Astuce maison : si votre sauce vous semble trop liquide, pas de panique. Mélangez une cuillère à soupe de maïzena dans un peu de bouillon froid, versez dans la sauce en fouettant, et faites chauffer deux minutes. Elle va se lier sans changer le goût. Ça dépanne vraiment bien quand on débute.

Dressage et présentation restaurant gastronomique

La blanquette n’est pas un plat qui se cache. On la sert avec générosité, mais pas sans soin. La différence entre une assiette de restaurant et une assiette de cantine tient souvent à trois détails simples.

Chauffez vos assiettes creuses. Une assiette froide refroidit immédiatement la sauce et casse toute l’onctuosité qu’on vient de construire. Passez-les deux minutes dans un four à 80°C ou retournez-les sur une casserole d’eau chaude.

Posez d’abord les légumes d’accompagnement — riz pilaf ou pommes vapeur d’un côté, champignons et oignons grelots de l’autre. Disposez une ou deux joues entières par assiette, légèrement inclinées. Nappez de sauce avec une louche généreuse. La sauce doit couler sur les bords des légumes, envelopper la viande, sans noyer complètement le plat.

Pour la finition : quelques feuilles de persil plat effeuillées à la main (jamais ciselées trop fin, elles perdraient leur fraîcheur), un tour de moulin à poivre blanc, un filet d’huile de truffe si vous voulez hausser le plat d’un cran. Et c’est tout. La blanquette n’a pas besoin d’être chargée.

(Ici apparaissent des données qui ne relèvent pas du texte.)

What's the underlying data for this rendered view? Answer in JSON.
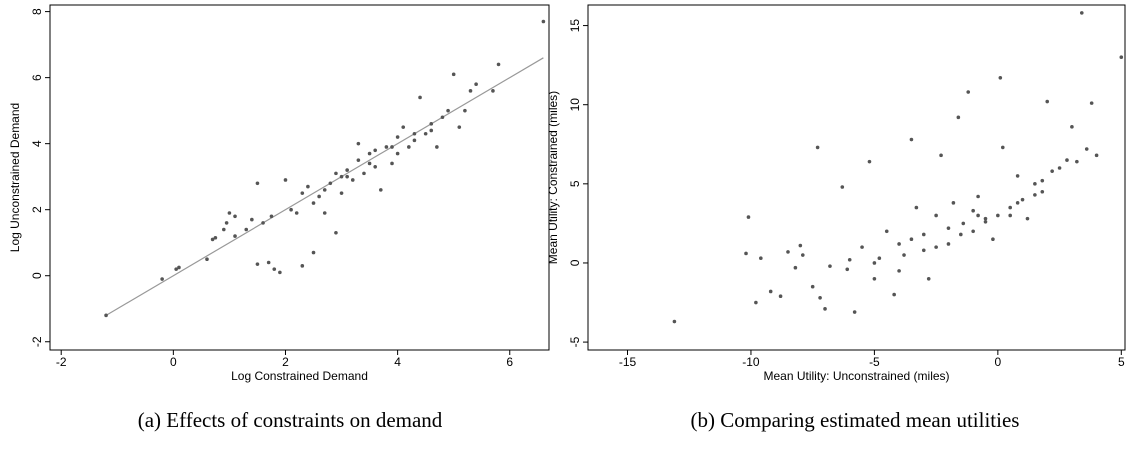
{
  "chart_data": [
    {
      "type": "scatter",
      "caption": "(a) Effects of constraints on demand",
      "x_label": "Log Constrained Demand",
      "y_label": "Log Unconstrained Demand",
      "color": "#555555",
      "line_color": "#999999",
      "xlim": [
        -2.2,
        6.7
      ],
      "ylim": [
        -2.25,
        8.2
      ],
      "xticks": [
        -2,
        0,
        2,
        4,
        6
      ],
      "yticks": [
        -2,
        0,
        2,
        4,
        6,
        8
      ],
      "fit_line": {
        "x": [
          -1.2,
          6.6
        ],
        "y": [
          -1.2,
          6.6
        ]
      },
      "x": [
        -1.2,
        -0.2,
        0.05,
        0.1,
        0.6,
        0.7,
        0.75,
        0.9,
        0.95,
        1.0,
        1.1,
        1.1,
        1.3,
        1.4,
        1.5,
        1.5,
        1.7,
        1.6,
        1.75,
        1.8,
        1.9,
        2.0,
        2.1,
        2.2,
        2.3,
        2.3,
        2.4,
        2.5,
        2.5,
        2.6,
        2.7,
        2.8,
        2.9,
        3.0,
        3.0,
        3.1,
        3.2,
        3.3,
        3.3,
        3.4,
        3.5,
        3.6,
        3.7,
        3.8,
        3.9,
        4.0,
        4.0,
        4.1,
        4.2,
        4.3,
        4.4,
        4.5,
        4.6,
        4.7,
        4.8,
        4.9,
        5.0,
        5.1,
        5.2,
        5.3,
        5.4,
        5.7,
        5.8,
        6.6,
        2.7,
        3.1,
        3.5,
        3.9,
        4.3,
        2.9,
        3.6,
        4.6
      ],
      "y": [
        -1.2,
        -0.1,
        0.2,
        0.25,
        0.5,
        1.1,
        1.15,
        1.4,
        1.6,
        1.9,
        1.8,
        1.2,
        1.4,
        1.7,
        2.8,
        0.35,
        0.4,
        1.6,
        1.8,
        0.2,
        0.1,
        2.9,
        2.0,
        1.9,
        0.3,
        2.5,
        2.7,
        0.7,
        2.2,
        2.4,
        1.9,
        2.8,
        1.3,
        3.0,
        2.5,
        3.2,
        2.9,
        3.5,
        4.0,
        3.1,
        3.7,
        3.3,
        2.6,
        3.9,
        3.4,
        4.2,
        3.7,
        4.5,
        3.9,
        4.1,
        5.4,
        4.3,
        4.6,
        3.9,
        4.8,
        5.0,
        6.1,
        4.5,
        5.0,
        5.6,
        5.8,
        5.6,
        6.4,
        7.7,
        2.6,
        3.0,
        3.4,
        3.9,
        4.3,
        3.1,
        3.8,
        4.4
      ]
    },
    {
      "type": "scatter",
      "caption": "(b) Comparing estimated mean utilities",
      "x_label": "Mean Utility: Unconstrained (miles)",
      "y_label": "Mean Utility: Constrained (miles)",
      "color": "#555555",
      "xlim": [
        -16.6,
        5.15
      ],
      "ylim": [
        -5.5,
        16.3
      ],
      "xticks": [
        -15,
        -10,
        -5,
        0,
        5
      ],
      "yticks": [
        -5,
        0,
        5,
        10,
        15
      ],
      "x": [
        -13.1,
        -10.1,
        -10.2,
        -9.8,
        -9.6,
        -9.2,
        -8.8,
        -8.5,
        -8.0,
        -7.9,
        -7.3,
        -7.2,
        -7.0,
        -6.8,
        -6.3,
        -6.1,
        -5.8,
        -5.5,
        -5.2,
        -5.0,
        -4.8,
        -4.5,
        -4.2,
        -4.0,
        -3.8,
        -3.5,
        -3.3,
        -3.0,
        -2.8,
        -2.5,
        -2.3,
        -2.0,
        -1.8,
        -1.6,
        -1.4,
        -1.2,
        -1.0,
        -0.8,
        -0.5,
        -0.2,
        0.0,
        0.2,
        0.1,
        0.5,
        0.8,
        1.0,
        1.2,
        1.5,
        1.8,
        2.0,
        2.2,
        2.5,
        2.8,
        3.0,
        3.2,
        3.4,
        3.6,
        3.8,
        4.0,
        5.0,
        -6,
        -4,
        -3,
        -2,
        -1,
        -0.5,
        0.5,
        1.5,
        -5,
        -3.5,
        -2.5,
        -1.5,
        -0.8,
        0.8,
        1.8,
        -7.5,
        -8.2
      ],
      "y": [
        -3.7,
        2.9,
        0.6,
        -2.5,
        0.3,
        -1.8,
        -2.1,
        0.7,
        1.1,
        0.5,
        7.3,
        -2.2,
        -2.9,
        -0.2,
        4.8,
        -0.4,
        -3.1,
        1.0,
        6.4,
        -1.0,
        0.3,
        2.0,
        -2.0,
        1.2,
        0.5,
        7.8,
        3.5,
        1.8,
        -1.0,
        3.0,
        6.8,
        1.2,
        3.8,
        9.2,
        2.5,
        10.8,
        2.0,
        4.2,
        2.6,
        1.5,
        3.0,
        7.3,
        11.7,
        3.5,
        5.5,
        4.0,
        2.8,
        5.0,
        4.5,
        10.2,
        5.8,
        6.0,
        6.5,
        8.6,
        6.4,
        15.8,
        7.2,
        10.1,
        6.8,
        13.0,
        0.2,
        -0.5,
        0.8,
        2.2,
        3.3,
        2.8,
        3.0,
        4.3,
        0.0,
        1.5,
        1.0,
        1.8,
        3.0,
        3.8,
        5.2,
        -1.5,
        -0.3
      ]
    }
  ]
}
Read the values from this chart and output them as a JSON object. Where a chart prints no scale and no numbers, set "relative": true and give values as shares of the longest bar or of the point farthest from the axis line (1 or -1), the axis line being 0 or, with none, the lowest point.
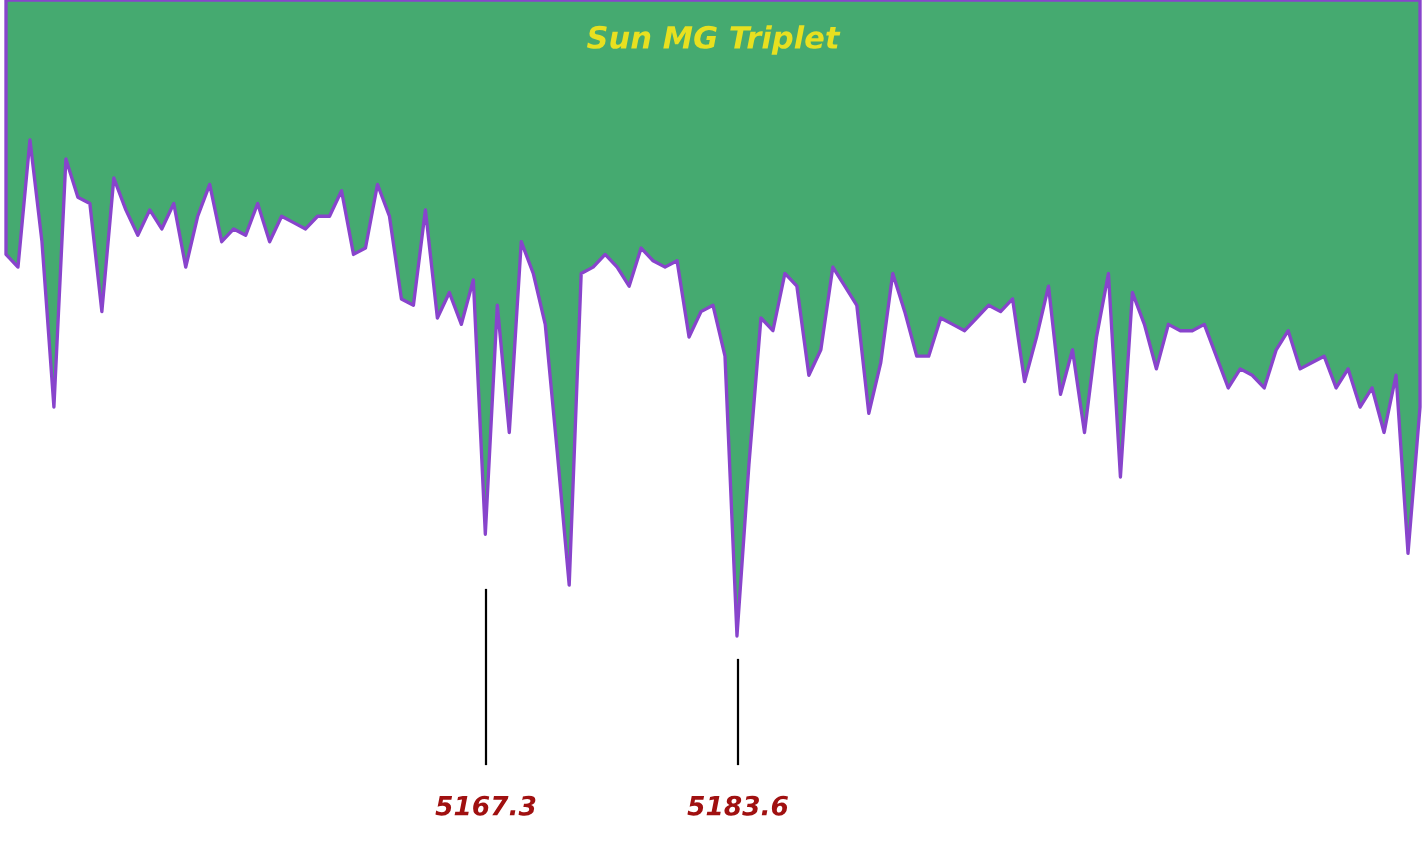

Chez nous, on sert la sauce à part dans une petite saucière, pour ceux qui aiment en mettre davantage en cours de repas. Ce petit geste de service change tout à l’expérience : les convives se servent à leur rythme, resaucent à volonté. C’est une attention qu’on garde depuis l’ouverture.

Dernière chose : la blanquette se réchauffe très bien le lendemain. À basse température, avec un peu de bouillon ajouté si la sauce a épaissi. Certains disent même qu’elle est meilleure le lendemain — les saveurs ont eu le temps de se fondre. Je ne dirai pas le contraire.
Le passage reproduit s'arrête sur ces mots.